Here are some great stories I've heard about guardian angels.
- You should send your guardian angel ahead of you to smooth things over when you're going into a meeting where you're afraid the person you're meeting might be angry or anxious, to put them in the right frame of mind! Works all the time!
- I know many people who have given their guardian angels names and converse with them often.
- If you fall asleep while praying (e.g., the Rosary) your guardian angel completes your prayer on your behalf.
- Women have the protection of their own guardian angels, but also the guardian angels of all the children they will have until the individual children are conceived. (No wonder women are so holy!)
- You can send your guardian angel to someone else's aid if they need special protection.
These stories explain my guardian angel's inactivity. I never gave her a name, never conversed with her, and never sent her to help people who clearly need special protection — Dick Cheney, Britney Spears, Rod Blagojevich, etc.
Worse, I never gave her a chance to complete my prayers.
I realized it was time to reform, beginning with my giving her a name. I didn't want a name that is too popular. There will be confusion with all the guardian angels named Emily, Emma, or Madison. Then again, I didn't want other angels teasing her on account of an unusual name.

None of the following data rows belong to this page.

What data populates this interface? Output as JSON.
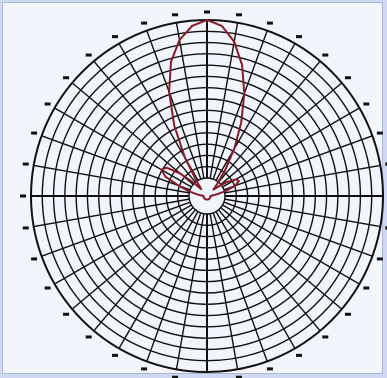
{
  "colors": {
    "background": "#cfd8f0",
    "panel": "#f2f5fc",
    "grid": "#111111",
    "pattern": "#8a1a2a"
  },
  "chart_data": {
    "type": "polar",
    "title": "",
    "grid": true,
    "r_range": [
      0,
      1
    ],
    "angle_labels": [],
    "series": [
      {
        "theta_deg": [
          0,
          5,
          10,
          15,
          20,
          25,
          30,
          35,
          40,
          45,
          50,
          55,
          60,
          65,
          70,
          75,
          80,
          85,
          90,
          95,
          100,
          105,
          110,
          115,
          120,
          125,
          130,
          135,
          140,
          145,
          150,
          155,
          160,
          165,
          170,
          175,
          180,
          185,
          190,
          195,
          200,
          205,
          210,
          215,
          220,
          225,
          230,
          235,
          240,
          245,
          250,
          255,
          260,
          265,
          270,
          275,
          280,
          285,
          290,
          295,
          300,
          305,
          310,
          315,
          320,
          325,
          330,
          335,
          340,
          345,
          350,
          355,
          360
        ],
        "r": [
          1.0,
          0.97,
          0.89,
          0.77,
          0.62,
          0.46,
          0.31,
          0.18,
          0.09,
          0.05,
          0.08,
          0.14,
          0.19,
          0.2,
          0.17,
          0.11,
          0.06,
          0.03,
          0.02,
          0.02,
          0.02,
          0.02,
          0.02,
          0.02,
          0.02,
          0.02,
          0.02,
          0.02,
          0.02,
          0.02,
          0.02,
          0.02,
          0.02,
          0.02,
          0.02,
          0.02,
          0.02,
          0.02,
          0.02,
          0.02,
          0.02,
          0.02,
          0.02,
          0.02,
          0.02,
          0.02,
          0.02,
          0.02,
          0.02,
          0.02,
          0.02,
          0.02,
          0.02,
          0.02,
          0.02,
          0.03,
          0.06,
          0.11,
          0.17,
          0.26,
          0.3,
          0.28,
          0.2,
          0.1,
          0.05,
          0.1,
          0.25,
          0.44,
          0.63,
          0.79,
          0.9,
          0.97,
          1.0
        ]
      }
    ]
  }
}
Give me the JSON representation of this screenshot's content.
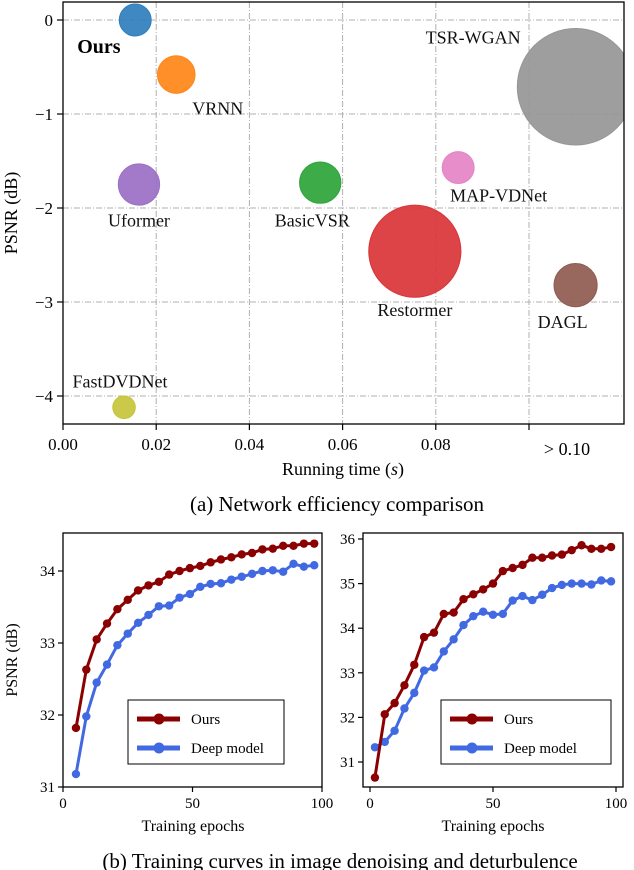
{
  "chart_data": [
    {
      "type": "scatter",
      "subtype": "bubble",
      "caption": "(a) Network efficiency comparison",
      "xlabel": "Running time (s)",
      "ylabel": "PSNR (dB)",
      "xlim": [
        0.0,
        0.121
      ],
      "ylim": [
        -4.35,
        0.2
      ],
      "xticks": [
        0.0,
        0.02,
        0.04,
        0.06,
        0.08,
        0.1
      ],
      "xtick_labels": [
        "0.00",
        "0.02",
        "0.04",
        "0.06",
        "0.08",
        "> 0.10"
      ],
      "yticks": [
        0,
        -1,
        -2,
        -3,
        -4
      ],
      "ytick_labels": [
        "0",
        "−1",
        "−2",
        "−3",
        "−4"
      ],
      "grid": true,
      "points": [
        {
          "name": "Ours",
          "x": 0.0155,
          "y": 0.0,
          "size": 0.17,
          "color": "#2f7ebc",
          "label_bold": true
        },
        {
          "name": "VRNN",
          "x": 0.0243,
          "y": -0.58,
          "size": 0.2,
          "color": "#ff8517"
        },
        {
          "name": "Uformer",
          "x": 0.0163,
          "y": -1.75,
          "size": 0.22,
          "color": "#9b6fc4"
        },
        {
          "name": "BasicVSR",
          "x": 0.0552,
          "y": -1.73,
          "size": 0.22,
          "color": "#2ea43a"
        },
        {
          "name": "MAP-VDNet",
          "x": 0.0848,
          "y": -1.57,
          "size": 0.17,
          "color": "#e584c6"
        },
        {
          "name": "TSR-WGAN",
          "x": 0.11,
          "y": -0.71,
          "size": 0.62,
          "color": "#969696"
        },
        {
          "name": "Restormer",
          "x": 0.0755,
          "y": -2.46,
          "size": 0.49,
          "color": "#d93437"
        },
        {
          "name": "DAGL",
          "x": 0.11,
          "y": -2.82,
          "size": 0.23,
          "color": "#8f5a50"
        },
        {
          "name": "FastDVDNet",
          "x": 0.0131,
          "y": -4.12,
          "size": 0.12,
          "color": "#c5c43a"
        }
      ]
    },
    {
      "type": "line",
      "xlabel": "Training epochs",
      "ylabel": "PSNR (dB)",
      "xlim": [
        0,
        100
      ],
      "ylim": [
        31,
        34.5
      ],
      "xticks": [
        0,
        50,
        100
      ],
      "yticks": [
        31,
        32,
        33,
        34
      ],
      "legend": "lower-right",
      "x": [
        5,
        9,
        13,
        17,
        21,
        25,
        29,
        33,
        37,
        41,
        45,
        49,
        53,
        57,
        61,
        65,
        69,
        73,
        77,
        81,
        85,
        89,
        93,
        97
      ],
      "series": [
        {
          "name": "Ours",
          "color": "#8b0000",
          "values": [
            31.82,
            32.63,
            33.05,
            33.27,
            33.47,
            33.6,
            33.73,
            33.8,
            33.85,
            33.95,
            34.0,
            34.04,
            34.07,
            34.12,
            34.16,
            34.19,
            34.23,
            34.25,
            34.3,
            34.31,
            34.35,
            34.35,
            34.38,
            34.38
          ]
        },
        {
          "name": "Deep model",
          "color": "#4169e1",
          "values": [
            31.18,
            31.98,
            32.45,
            32.7,
            32.97,
            33.13,
            33.28,
            33.39,
            33.51,
            33.52,
            33.63,
            33.68,
            33.78,
            33.82,
            33.83,
            33.88,
            33.92,
            33.96,
            34.0,
            34.01,
            33.99,
            34.1,
            34.06,
            34.08
          ]
        }
      ]
    },
    {
      "type": "line",
      "xlabel": "Training epochs",
      "ylabel": "",
      "xlim": [
        -4,
        102
      ],
      "ylim": [
        30.4,
        36.1
      ],
      "xticks": [
        0,
        50,
        100
      ],
      "yticks": [
        31,
        32,
        33,
        34,
        35,
        36
      ],
      "legend": "lower-right",
      "x": [
        2,
        6,
        10,
        14,
        18,
        22,
        26,
        30,
        34,
        38,
        42,
        46,
        50,
        54,
        58,
        62,
        66,
        70,
        74,
        78,
        82,
        86,
        90,
        94,
        98
      ],
      "series": [
        {
          "name": "Ours",
          "color": "#8b0000",
          "values": [
            30.65,
            32.07,
            32.32,
            32.72,
            33.18,
            33.8,
            33.9,
            34.32,
            34.35,
            34.65,
            34.76,
            34.87,
            35.0,
            35.28,
            35.35,
            35.42,
            35.58,
            35.58,
            35.63,
            35.65,
            35.75,
            35.86,
            35.78,
            35.78,
            35.82
          ]
        },
        {
          "name": "Deep model",
          "color": "#4169e1",
          "values": [
            31.33,
            31.45,
            31.7,
            32.2,
            32.55,
            33.05,
            33.12,
            33.48,
            33.75,
            34.07,
            34.27,
            34.37,
            34.3,
            34.32,
            34.62,
            34.72,
            34.63,
            34.75,
            34.9,
            34.97,
            35.0,
            35.0,
            34.98,
            35.07,
            35.05
          ]
        }
      ]
    }
  ],
  "captions": {
    "a": "(a) Network efficiency comparison",
    "b": "(b) Training curves in image denoising and deturbulence"
  },
  "labels": {
    "a_xlabel_pre": "Running time (",
    "a_xlabel_var": "s",
    "a_xlabel_post": ")",
    "a_ylabel": "PSNR (dB)",
    "b_ylabel": "PSNR (dB)",
    "b_xlabel": "Training epochs"
  }
}
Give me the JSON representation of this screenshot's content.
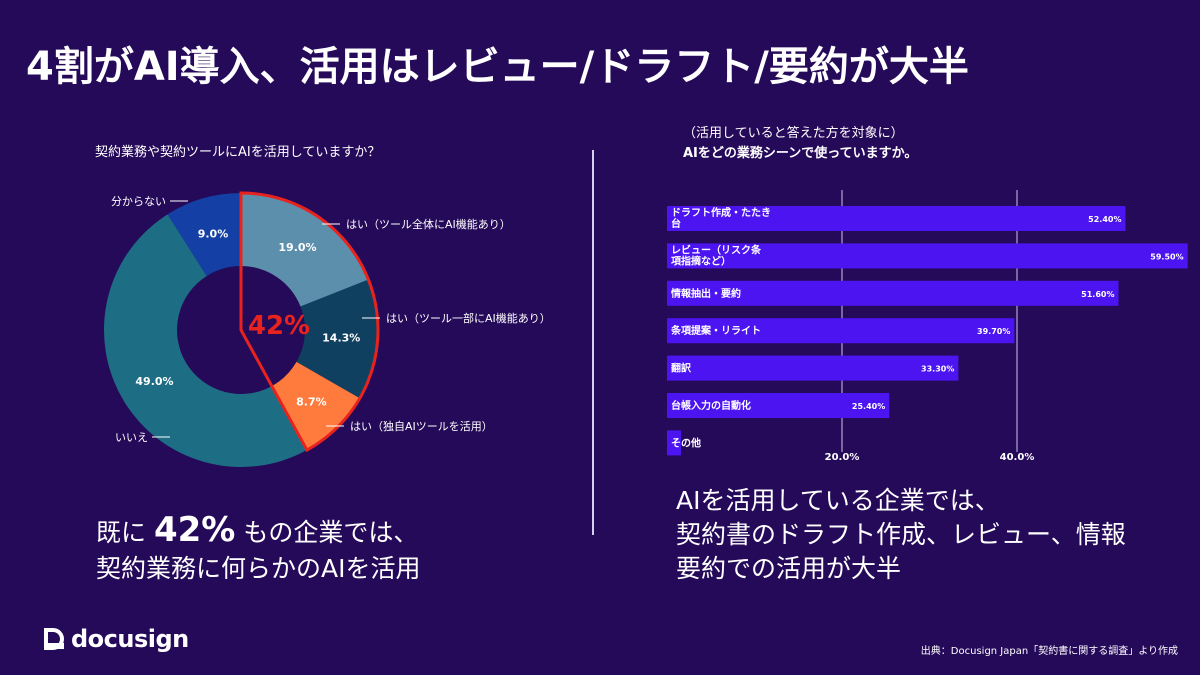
{
  "title": "4割がAI導入、活用はレビュー/ドラフト/要約が大半",
  "donut_question": "契約業務や契約ツールにAIを活用していますか？",
  "bar_question_lines": [
    "（活用していると答えた方を対象に）",
    "AIをどの業務シーンで使っていますか。"
  ],
  "summary_left": {
    "prefix": "既に",
    "highlight": "42%",
    "suffix": "もの企業では、",
    "line2": "契約業務に何らかのAIを活用"
  },
  "summary_right_lines": [
    "AIを活用している企業では、",
    "契約書のドラフト作成、レビュー、情報",
    "要約での活用が大半"
  ],
  "logo": {
    "text": "docusign",
    "icon": "docusign-logo-icon"
  },
  "source": "出典：Docusign Japan「契約書に関する調査」より作成",
  "colors": {
    "background": "#260a5a",
    "bar": "#4b14f0",
    "highlight": "#e8231e"
  },
  "chart_data": [
    {
      "type": "pie",
      "title": "契約業務や契約ツールにAIを活用していますか？",
      "categories": [
        "はい（ツール全体にAI機能あり）",
        "はい（ツール一部にAI機能あり）",
        "はい（独自AIツールを活用）",
        "いいえ",
        "分からない"
      ],
      "values": [
        19.0,
        14.3,
        8.7,
        49.0,
        9.0
      ],
      "value_labels": [
        "19.0%",
        "14.3%",
        "8.7%",
        "49.0%",
        "9.0%"
      ],
      "colors": [
        "#5b8fab",
        "#0f4060",
        "#ff7a3d",
        "#1d6e85",
        "#1440a6"
      ],
      "highlight_label": "42%",
      "highlight_slices": [
        0,
        1,
        2
      ]
    },
    {
      "type": "bar",
      "orientation": "horizontal",
      "title": "（活用していると答えた方を対象に） AIをどの業務シーンで使っていますか。",
      "categories": [
        [
          "ドラフト作成・たたき",
          "台"
        ],
        [
          "レビュー（リスク条",
          "項指摘など）"
        ],
        [
          "情報抽出・要約"
        ],
        [
          "条項提案・リライト"
        ],
        [
          "翻訳"
        ],
        [
          "台帳入力の自動化"
        ],
        [
          "その他"
        ]
      ],
      "values": [
        52.4,
        59.5,
        51.6,
        39.7,
        33.3,
        25.4,
        1.6
      ],
      "value_labels": [
        "52.40%",
        "59.50%",
        "51.60%",
        "39.70%",
        "33.30%",
        "25.40%",
        ""
      ],
      "x_ticks": [
        "20.0%",
        "40.0%"
      ],
      "tick_values": [
        20,
        40
      ],
      "xlim": [
        0,
        60
      ]
    }
  ]
}
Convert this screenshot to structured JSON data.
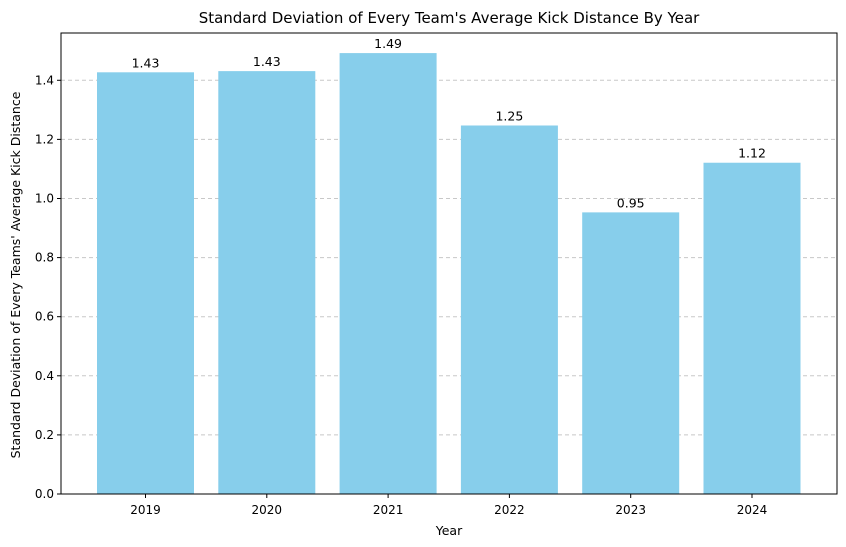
{
  "chart_data": {
    "type": "bar",
    "title": "Standard Deviation of Every Team's Average Kick Distance By Year",
    "xlabel": "Year",
    "ylabel": "Standard Deviation of Every Teams' Average Kick Distance",
    "categories": [
      "2019",
      "2020",
      "2021",
      "2022",
      "2023",
      "2024"
    ],
    "values": [
      1.427,
      1.431,
      1.492,
      1.247,
      0.953,
      1.121
    ],
    "data_labels": [
      "1.43",
      "1.43",
      "1.49",
      "1.25",
      "0.95",
      "1.12"
    ],
    "ylim": [
      0,
      1.56
    ],
    "yticks": [
      0.0,
      0.2,
      0.4,
      0.6,
      0.8,
      1.0,
      1.2,
      1.4
    ],
    "ytick_labels": [
      "0.0",
      "0.2",
      "0.4",
      "0.6",
      "0.8",
      "1.0",
      "1.2",
      "1.4"
    ],
    "grid": "y-axis dashed",
    "legend": "none",
    "bar_color": "#87CEEB",
    "grid_color": "#c8c8c8"
  }
}
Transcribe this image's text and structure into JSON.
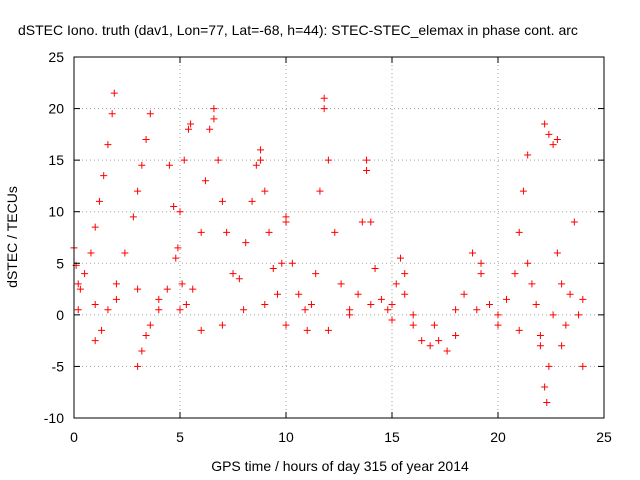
{
  "chart_data": {
    "type": "scatter",
    "title": "dSTEC Iono. truth (dav1, Lon=77, Lat=-68, h=44): STEC-STEC_elemax in phase cont. arc",
    "xlabel": "GPS time / hours of day 315 of year 2014",
    "ylabel": "dSTEC  / TECUs",
    "xlim": [
      0,
      25
    ],
    "ylim": [
      -10,
      25
    ],
    "x_ticks": [
      0,
      5,
      10,
      15,
      20,
      25
    ],
    "y_ticks": [
      -10,
      -5,
      0,
      5,
      10,
      15,
      20,
      25
    ],
    "x_tick_labels": [
      "0",
      "5",
      "10",
      "15",
      "20",
      "25"
    ],
    "y_tick_labels": [
      "-10",
      "-5",
      "0",
      "5",
      "10",
      "15",
      "20",
      "25"
    ],
    "grid": true,
    "marker": "plus",
    "series": [
      {
        "color": "#ff0000",
        "x": [
          0.0,
          0.1,
          0.2,
          0.3,
          0.5,
          0.8,
          1.0,
          1.2,
          1.4,
          1.6,
          1.8,
          1.9
        ],
        "y": [
          6.5,
          4.8,
          3.0,
          2.5,
          4.0,
          6.0,
          8.5,
          11.0,
          13.5,
          16.5,
          19.5,
          21.5
        ]
      },
      {
        "color": "#ff0000",
        "x": [
          1.0,
          1.3,
          1.6,
          2.0,
          2.4,
          2.8,
          3.0,
          3.2,
          3.4,
          3.6
        ],
        "y": [
          -2.5,
          -1.5,
          0.5,
          3.0,
          6.0,
          9.5,
          12.0,
          14.5,
          17.0,
          19.5
        ]
      },
      {
        "color": "#ff0000",
        "x": [
          3.0,
          3.2,
          3.4,
          3.6,
          4.0,
          4.4,
          4.8,
          5.0,
          5.2,
          5.4,
          5.5
        ],
        "y": [
          -5.0,
          -3.5,
          -2.0,
          -1.0,
          0.5,
          2.5,
          5.5,
          10.0,
          15.0,
          18.0,
          18.5
        ]
      },
      {
        "color": "#ff0000",
        "x": [
          4.5,
          4.7,
          4.9,
          5.1,
          5.3,
          5.6,
          6.0,
          6.2,
          6.4,
          6.6
        ],
        "y": [
          14.5,
          10.5,
          6.5,
          3.0,
          1.0,
          2.5,
          8.0,
          13.0,
          18.0,
          20.0
        ]
      },
      {
        "color": "#ff0000",
        "x": [
          6.6,
          6.8,
          7.0,
          7.2,
          7.5,
          7.8,
          8.1,
          8.4,
          8.6,
          8.8
        ],
        "y": [
          19.0,
          15.0,
          11.0,
          8.0,
          4.0,
          3.5,
          7.0,
          11.0,
          14.5,
          16.0
        ]
      },
      {
        "color": "#ff0000",
        "x": [
          8.8,
          9.0,
          9.2,
          9.4,
          9.6,
          9.8,
          10.0
        ],
        "y": [
          15.0,
          12.0,
          8.0,
          4.5,
          2.0,
          5.0,
          9.5
        ]
      },
      {
        "color": "#ff0000",
        "x": [
          10.0,
          10.3,
          10.6,
          10.9,
          11.2,
          11.4,
          11.6,
          11.8
        ],
        "y": [
          9.0,
          5.0,
          2.0,
          0.5,
          1.0,
          4.0,
          12.0,
          21.0
        ]
      },
      {
        "color": "#ff0000",
        "x": [
          11.8,
          12.0,
          12.3,
          12.6,
          13.0,
          13.4,
          13.6,
          13.8
        ],
        "y": [
          20.0,
          15.0,
          8.0,
          3.0,
          0.0,
          2.0,
          9.0,
          15.0
        ]
      },
      {
        "color": "#ff0000",
        "x": [
          13.8,
          14.0,
          14.2,
          14.5,
          14.8,
          15.0,
          15.2,
          15.4,
          15.6
        ],
        "y": [
          14.0,
          9.0,
          4.5,
          1.5,
          0.5,
          1.0,
          3.0,
          5.5,
          4.0
        ]
      },
      {
        "color": "#ff0000",
        "x": [
          15.6,
          16.0,
          16.4,
          16.8,
          17.2,
          17.6,
          18.0,
          18.4,
          18.8,
          19.2
        ],
        "y": [
          2.0,
          -1.0,
          -2.5,
          -3.0,
          -2.5,
          -3.5,
          -2.0,
          2.0,
          6.0,
          5.0
        ]
      },
      {
        "color": "#ff0000",
        "x": [
          19.2,
          19.6,
          20.0,
          20.4,
          20.8,
          21.0,
          21.2,
          21.4
        ],
        "y": [
          4.0,
          1.0,
          0.0,
          1.5,
          4.0,
          8.0,
          12.0,
          15.5
        ]
      },
      {
        "color": "#ff0000",
        "x": [
          21.4,
          21.6,
          21.8,
          22.0,
          22.2,
          22.3,
          22.4,
          22.6,
          22.8
        ],
        "y": [
          5.0,
          3.0,
          1.0,
          -3.0,
          -7.0,
          -8.5,
          -5.0,
          0.0,
          17.0
        ]
      },
      {
        "color": "#ff0000",
        "x": [
          22.2,
          22.4,
          22.6,
          22.8,
          23.0,
          23.2,
          23.4,
          23.6,
          23.8,
          24.0
        ],
        "y": [
          18.5,
          17.5,
          16.5,
          6.0,
          3.0,
          -1.0,
          2.0,
          9.0,
          0.0,
          -5.0
        ]
      },
      {
        "color": "#ff0000",
        "x": [
          0.2,
          1.0,
          2.0,
          3.0,
          4.0,
          5.0,
          6.0,
          7.0,
          8.0,
          9.0,
          10.0,
          11.0,
          12.0,
          13.0,
          14.0,
          15.0,
          16.0,
          17.0,
          18.0,
          19.0,
          20.0,
          21.0,
          22.0,
          23.0,
          24.0
        ],
        "y": [
          0.5,
          1.0,
          1.5,
          2.5,
          1.5,
          0.5,
          -1.5,
          -1.0,
          0.5,
          1.0,
          -1.0,
          -1.5,
          -1.5,
          0.5,
          1.0,
          -0.5,
          0.0,
          -1.0,
          0.5,
          0.5,
          -1.0,
          -1.5,
          -2.0,
          -3.0,
          1.5
        ]
      }
    ]
  }
}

Names ranking between 23 and 26 in popularity seemed appropriate. This produced the options of Sydney, Chloe, Megan, and Jasmine.
Then I discovered that none of these were names of Catholic saints.
There was not much to choose from. For example, here are all the W's:
These are not the Valkyries and Rhine maidens in "The Ring Cycle." These are all the Catholic female saints whose name begins with a W. As Dave Barry says, I am not making this up. Check for yourself. I finally chose the name Marie Croissy, after a sainted Carmelite nun executed during the French Revolution. I liked the name's cosmopolitan overtones.
Headed to an audit committee meeting, I asked Marie Croissy "to smooth things over" with Mr. Bernstein, the auditor, and put him "in the right frame of mind."
Marie Croissy replied that wasn't necessary because Mr. Bernstein was sending his guardian angel to smooth things over with me.
"How can he have a guardian angel?" I objected. "He's Jewish."
"Where have you been? Since Vatican II everyone gets a guardian angel regardless of religion," Marie Croissy answered.
"So who is he sending?"
"He's sending Jasmine."
"There is no Saint Jasmine," I protested. "I've done my homework."
"You need a saint's name only if you were raised Catholic. Otherwise, you can choose any name you want. Today we have guardian angels named Khadija, Madison, and LaKeisha. Diversity is now one of our core values."